Chocolate: Dark is Best!
by Laurel Sterling Prisco, MA, RD
This is the time of year when we indulge in candy, cookies, and cake made from among other things—chocolate! Several studies show that chocolate, dark chocolate in particular, has been found to have some benefits!
WHY DARK IN PARTICULAR?
WHAT'S IN DARK CHOCOLATE THAT BENEFITS US?
- Dark chocolate has more cocoa solids, which are compounds from the cocoa bean that give chocolate flavor and color.
- Milk chocolate is made of 12-15% cocoa solids—the rest is milk solids and sugar.
- Dark chocolate is made of no more than 12% milk solids.
OTHER HEALTH BENEFITS FROM CHOCOLATE
- It contains the same disease-fighting antioxidants called phenol flavonoids, potent plant-based compounds found in fruits, vegetables, teas, and red wine.
- Compounds found in cocoa, other plants, teas, and wine can decrease the risk of cardiovascular disease.
- Dark chocolate has more than double the antioxidant power of prunes—the highest of the fruits and vegetables.
- 1.5 oz dark chocolate = 5 oz. glass of cabernet = 2 Tbsp. of cocoa powder on phenol amounts.
MINERALS: Dark chocolate contains more magnesium, iron, and zinc than milk chocolate.
COULD BOOST BRAIN CHEMICALS: Chocolate contains a number of chemicals that impact brain activity like tryptophan, a building block for serotonin—which causes elated feelings, however, this is not proven and you may have to eat large doses for this to happen. It is likely that the sugar has more of an effect on this than the cocoa!
CAN HELP LACTOSE INTOLERANCE: Researchers have found that cocoa stimulates lactase enzyme activity and this makes milk easier to digest.
IRONICALLY MAY HELP CONTROL BLOOD SUGAR: Dark chocolate has a high content of chromium.
TOOTH DECAY: Tests show chocolate contains antibacterial compounds that may discourage tooth decay.
BUT ISN'T CHOCOLATE HIGH IN FAT, PARTICULARLY SATURATED FAT?
Chocolate and cocoa, and cocoa butter have plenty of saturated fat, but the remaining fat may make up for some of this negative aspect.
The unsaturated fat found in cocoa butter is full of flavonoids, which have been reported to decrease LDL, (bad) cholesterol.

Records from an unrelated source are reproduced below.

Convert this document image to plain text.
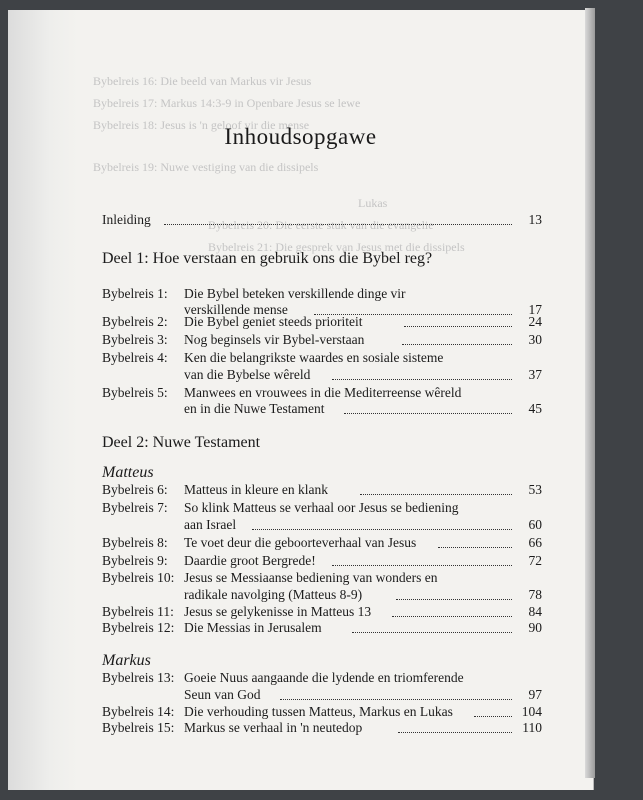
Bybelreis 16: Die beeld van Markus vir Jesus
Bybelreis 17: Markus 14:3-9 in Openbare Jesus se lewe
Bybelreis 18: Jesus is 'n geloof vir die mense
Bybelreis 19: Nuwe vestiging van die dissipels
Lukas
Bybelreis 20: Die eerste stuk van die evangelie
Bybelreis 21: Die gesprek van Jesus met die dissipels
Inhoudsopgawe
Inleiding	13
Deel 1: Hoe verstaan en gebruik ons die Bybel reg?
Bybelreis 1: Die Bybel beteken verskillende dinge vir
verskillende mense	17
Bybelreis 2: Die Bybel geniet steeds prioriteit	24
Bybelreis 3: Nog beginsels vir Bybel-verstaan	30
Bybelreis 4: Ken die belangrikste waardes en sosiale sisteme
van die Bybelse wêreld	37
Bybelreis 5: Manwees en vrouwees in die Mediterreense wêreld
en in die Nuwe Testament	45
Deel 2: Nuwe Testament
Matteus
Bybelreis 6: Matteus in kleure en klank	53
Bybelreis 7: So klink Matteus se verhaal oor Jesus se bediening
aan Israel	60
Bybelreis 8: Te voet deur die geboorteverhaal van Jesus	66
Bybelreis 9: Daardie groot Bergrede!	72
Bybelreis 10: Jesus se Messiaanse bediening van wonders en
radikale navolging (Matteus 8-9)	78
Bybelreis 11: Jesus se gelykenisse in Matteus 13	84
Bybelreis 12: Die Messias in Jerusalem	90
Markus
Bybelreis 13: Goeie Nuus aangaande die lydende en triomferende
Seun van God	97
Bybelreis 14: Die verhouding tussen Matteus, Markus en Lukas	104
Bybelreis 15: Markus se verhaal in 'n neutedop	110
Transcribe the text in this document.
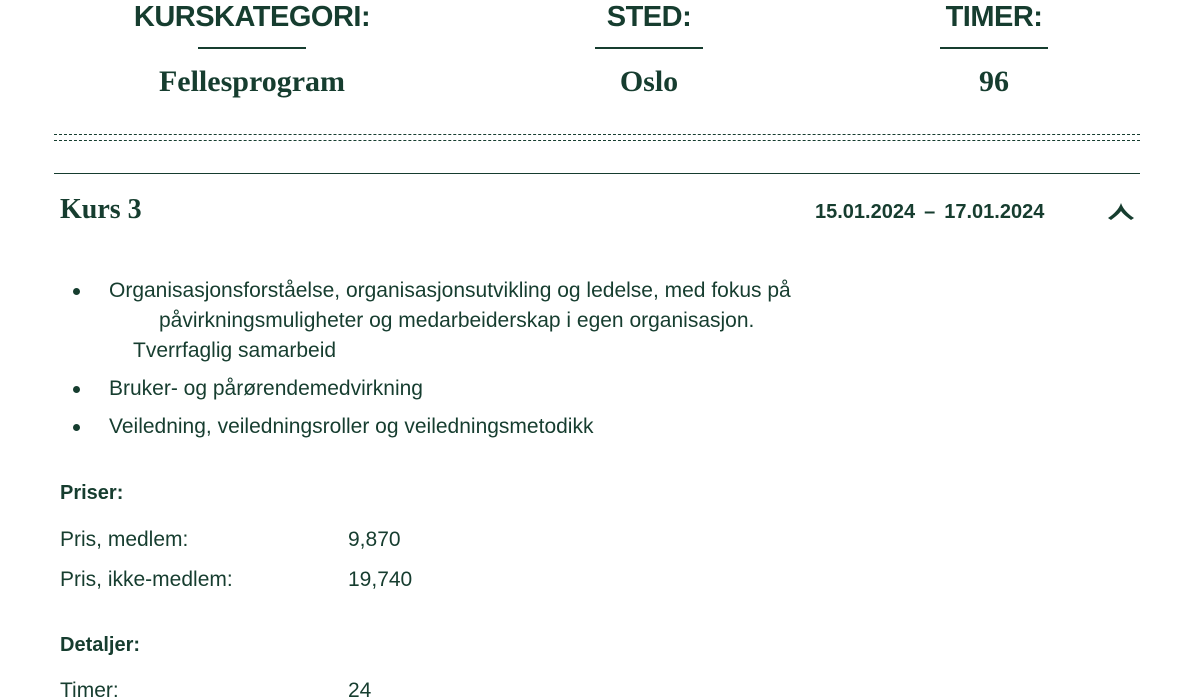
KURSKATEGORI:
Fellesprogram
STED:
Oslo
TIMER:
96
Kurs 3	15.01.2024 – 17.01.2024
Organisasjonsforståelse, organisasjonsutvikling og ledelse, med fokus på
påvirkningsmuligheter og medarbeiderskap i egen organisasjon.
Tverrfaglig samarbeid
Bruker- og pårørendemedvirkning
Veiledning, veiledningsroller og veiledningsmetodikk
Priser:
Pris, medlem:	9,870
Pris, ikke-medlem:	19,740
Detaljer:
Timer:	24
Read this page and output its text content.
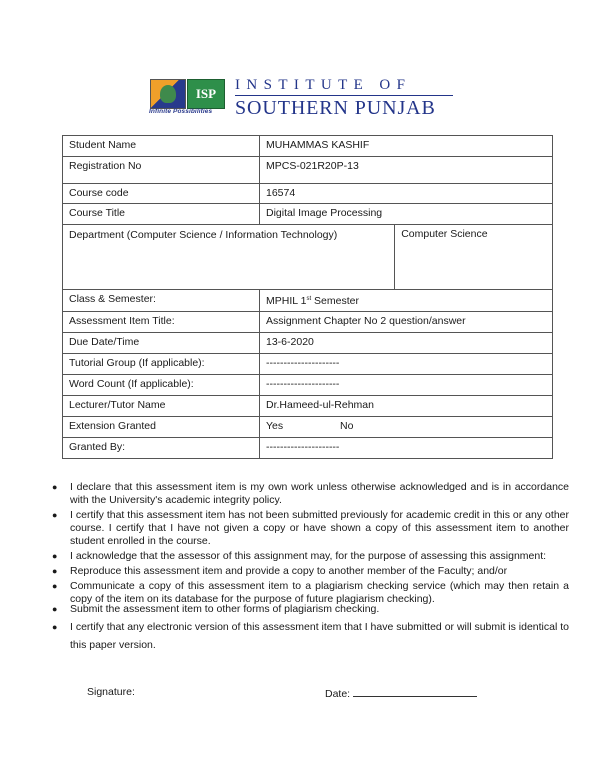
ISP
Infinite Possibilities
INSTITUTE OF
SOUTHERN PUNJAB
Student Name	MUHAMMAS KASHIF	
Registration No	MPCS-021R20P-13	
Course code	16574	
Course Title	Digital Image Processing	
Department (Computer Science / Information Technology)		Computer Science
Class & Semester:	MPHIL 1st Semester	
Assessment Item Title:	Assignment Chapter No 2 question/answer	
Due Date/Time	13-6-2020	
Tutorial Group (If applicable):	---------------------	
Word Count (If applicable):	---------------------	
Lecturer/Tutor Name	Dr.Hameed-ul-Rehman	
Extension Granted	Yes No	
Granted By:	---------------------	
● I declare that this assessment item is my own work unless otherwise acknowledged and is in accordance with the University's academic integrity policy.
● I certify that this assessment item has not been submitted previously for academic credit in this or any other course. I certify that I have not given a copy or have shown a copy of this assessment item to another student enrolled in the course.
● I acknowledge that the assessor of this assignment may, for the purpose of assessing this assignment:
● Reproduce this assessment item and provide a copy to another member of the Faculty; and/or
● Communicate a copy of this assessment item to a plagiarism checking service (which may then retain a copy of the item on its database for the purpose of future plagiarism checking).
● Submit the assessment item to other forms of plagiarism checking.
● I certify that any electronic version of this assessment item that I have submitted or will submit is identical to this paper version.
Signature:	Date:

In addition, oleic acid, a monounsaturated fat also found in olive oil, makes up 1/3 of the fat in chocolate and has heart-healthy properties.
Also contains stearic acid, a saturated vegetable fat, that when ingested acts like monounsaturated fats.

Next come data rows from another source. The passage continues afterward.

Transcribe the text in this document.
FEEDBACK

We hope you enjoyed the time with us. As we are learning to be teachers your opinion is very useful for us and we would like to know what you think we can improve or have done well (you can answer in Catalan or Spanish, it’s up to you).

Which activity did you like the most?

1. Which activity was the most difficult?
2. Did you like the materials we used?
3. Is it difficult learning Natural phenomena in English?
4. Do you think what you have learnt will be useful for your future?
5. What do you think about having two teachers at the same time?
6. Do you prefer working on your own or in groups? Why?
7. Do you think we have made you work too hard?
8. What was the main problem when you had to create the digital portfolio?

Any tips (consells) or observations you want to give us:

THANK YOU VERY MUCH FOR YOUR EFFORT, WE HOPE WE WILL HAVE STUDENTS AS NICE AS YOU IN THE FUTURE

Best to keep chocolate intake moderate! The researchers are continually finding important nutrients that are unique to each food so variety is the key. Be sure to incorporate a wide range of phytochemicalrich foods in your diet like fruits, vegetables, and green teas more so than chocolate. These are without the calories and fat of chocolate.